It’s cold; a chilly October morning. The concrete is hard. It hurts my bum. I stand up. Shivers over-rule me; my body aches. My heart hurts. This little nook, on some sidewalk has been my home for the last three days. It’s been over eighteen hours since my last morsel of food. I’m thirsty. Probably for water, even though some drunk have me half a bottle of rum and a packet of cigarettes. You would think that it would curb my thirst, but it didn’t. As I walk off,  I light a cigarette; it gives me momentary warmth, which disappears after I see a boy walking with his Mum. The sight turns me sour. If I remember correctly, my Mum cared more about her drugs than me and my brother. Charlie. Oh, my brother Charlie. Tears started rolling down my cheeks. It seemed like the few pieces left of my dying heart were crumbling away. Today, marks the moment the world stood still. Three years ago, little Charlie was shoved. He was a week from turning four. He tumbled. He fell off a balcony into the abyss.
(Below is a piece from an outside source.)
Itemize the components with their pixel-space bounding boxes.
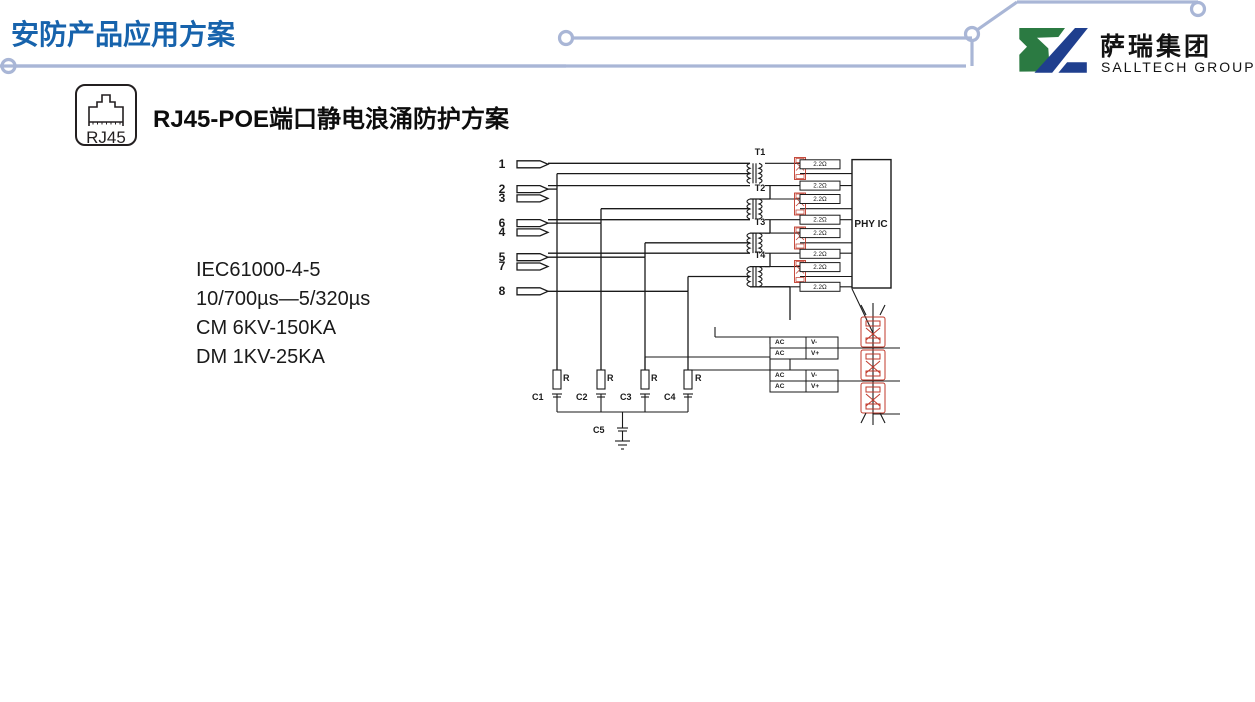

There are snotty nosed kids everywhere I look. This one kid walks into a Nike store. I follow him. He whinged at his Mum to get these shoes; Air Jordan’s. Here I am, body shaking, earthquake inside my stomach, wishing, that maybe, just maybe I might get enough money to afford a two dollar burger from Maccas. Children like this make me sick. They have everything; a nice home, loving parents and they want more. Guess what? I have a dead brother and a crack head Mum. No one can take that away from me, no matter how much I want them to.

My lungs are giving in. My bones are snapping; bleeding with pain every time I walk. My head is so heavy; grief and sorrow overwhelm me. I sink into my oversized jeans. Tears leap from my eyes. Floods of water drench my clothes. All I can see is his face; bright red cheeks, ebony hair, eyes like the sea. I see his laugh and hear the way his eyebrows rise when he’s happy. He was my everything. Then he was nothing, but a painting stored away in the attic of my mind.

Kids burst through the door laughing. That kid. His Jordan’s are hung around his neck. His pride is blinding me. His ego pushing at me. Those shows are worth a couple hundred dollars. Enough money to feed me. To get me going in the right direction. He was just a kid. His family probably had enough money to buy him fifty pairs of Jordan’s. He wouldn’t miss them. Anyway, I need the money, he just wants the shoes.

He spotted me from the corner of his eye. I was standing in the corner, leaning against the boundary fence. His eyes watery, his body shivering. Quickly he boarded the train. Every move I followed. He didn’t see me. He didn’t realise that I was there; I don’t think anyone did.

Drawing back on a cigarette, remembering I had no choice. Most babies got milk; I got cigarettes and bourbon, breathing in drug fumes. The kid turns, he stares at me. I smile with rotten teeth. It is a cold, careless smile. I follow him onto the train. I compliment his boots. He doesn’t answer, so I answer for him by grabbing his hair. He throws a punch, so I kick him. There is struggle, there are fighting moves. I grab one of his boots, he garbs the other. We pull at them, then they snap. Suddenly and almost in slow motion, I fall out of the carriage, striking my head on a stainless steel pole. Charlie reaches out his hand; “It’s okay, I’m here now.”